前回のファジアーノ岡山・木村社長に続き、今回は、岡山湯郷ベルの本田美登里監督をお迎えしての本音トーク。監督就任のエピソードから選手の素顔まで、熱いトークの応酬でした。
梶谷
そもそも静岡・清水出身の監督がなぜ岡山の湯郷ベルを率いることになったんですか?
本田
選手を引退したあとは、日本サッカー協会で働いていたんです。その頃は、バブル崩壊の影響で女子サッカーは、まさに前途多難。なんとか活性化したいと必死に提案した企画書もことごとく却下(泣)。その時ですね。日韓W杯のキャンプ地に名乗りをあげた美作市の担当の方が協会に来られて、「サッカーで町おこしができないか」みたいな話でした。とはいえ私はただお茶を出しに行っただけで(笑)、上司が来るまでのつなぎで女子サッカーについて熱く語ったんです(笑)。やるなら何でも協力したい!って。それがスタートでしたね。
梶谷
そうだったんですか。それで結果的に選手としての素晴らしい実績、指導者としての資質を備えた本田さんにラブコールが来たんですね?
本田
おっしゃるとおりです(笑)。「だったら本田さん来て!」みたいな感じで。「わかりました!」って答えたはいいんですが「美作ってどこ?」が正直な気持ちで、私にとっては一大決心でしたね。
梶谷
就任後、二年目でLリーグに加盟されて、ニ〇〇五年に一部昇格、昨シーズンは五位と健闘されていますが、選手の皆さんは、普段どんな生活をされているんですか?
本田
選手は地元の美作や津山のスーパーや旅館、病院などで仕事をしながらサッカーを続けています。普段の生活では、食事の差し入れ(県北ですからイノシシ肉など)をしていただいたり、アウェーの試合のときは、応援バスを出していただいたり、意外ですが、ご年配の方が多いんですよ。
梶谷
美作の人たちに本当に可愛がられているんですね。でも正直、その活躍ぶりに比べて、ベルの素晴らしさが県民には知られていない気がします。たまたまネットを見て知ったんですが、全国のサポーターがインターネットで選ぶMVPに宮間選手は、2年連続で受賞されているんですよね。これなんか本当に凄いことですよ。
本田
宮間は小学校五年生のときから知っています。だから彼女には、私の精神を徹底的に叩き込んでいます(笑)。サッカーが本当に好きな子で、毎年、美作市内の幼稚園を集めてサッカー大会を開くんですが当然、選手もボランティアとして参加します。

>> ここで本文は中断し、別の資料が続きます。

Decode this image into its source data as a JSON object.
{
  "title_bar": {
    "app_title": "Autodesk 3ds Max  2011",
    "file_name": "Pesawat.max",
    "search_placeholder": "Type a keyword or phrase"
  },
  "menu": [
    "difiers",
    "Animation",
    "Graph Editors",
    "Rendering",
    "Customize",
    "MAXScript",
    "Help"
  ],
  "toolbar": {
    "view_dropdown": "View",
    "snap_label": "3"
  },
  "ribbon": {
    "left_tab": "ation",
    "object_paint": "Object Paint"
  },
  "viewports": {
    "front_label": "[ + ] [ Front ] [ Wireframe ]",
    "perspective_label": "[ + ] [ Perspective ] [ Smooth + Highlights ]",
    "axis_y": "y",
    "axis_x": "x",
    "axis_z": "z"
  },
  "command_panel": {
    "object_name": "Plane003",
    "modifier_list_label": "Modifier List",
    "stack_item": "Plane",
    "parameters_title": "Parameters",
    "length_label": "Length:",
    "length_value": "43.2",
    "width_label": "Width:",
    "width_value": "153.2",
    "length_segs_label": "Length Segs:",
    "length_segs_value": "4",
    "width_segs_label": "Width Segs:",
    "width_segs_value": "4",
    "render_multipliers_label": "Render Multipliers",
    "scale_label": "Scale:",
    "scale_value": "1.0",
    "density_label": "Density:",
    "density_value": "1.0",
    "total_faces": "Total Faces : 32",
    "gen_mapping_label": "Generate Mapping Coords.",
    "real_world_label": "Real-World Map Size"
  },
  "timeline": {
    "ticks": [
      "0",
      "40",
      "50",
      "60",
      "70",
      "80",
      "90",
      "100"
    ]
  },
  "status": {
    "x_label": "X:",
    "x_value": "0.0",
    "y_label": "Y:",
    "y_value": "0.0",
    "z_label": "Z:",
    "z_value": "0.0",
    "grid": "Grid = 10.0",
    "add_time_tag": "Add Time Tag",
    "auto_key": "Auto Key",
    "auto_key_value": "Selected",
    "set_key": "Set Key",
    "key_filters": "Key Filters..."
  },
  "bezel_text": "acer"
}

宮間なんかは、いきなり子ども達に向かって「あやちゃんと呼んでくださいっ!」みたいなノリで自然に溶け込んでいくんですよ。プレーがうまい子は、教え方もコミュニケーションの取り方もやっぱりうまいですね。
梶谷
一流は、何をやらせても一流なんですね。とにかく私たち県南の人間は、「ベルの試合を見て温泉に泊まって帰ろうツアー」でもいいから応援します。今シーズンもがんばってくださいね。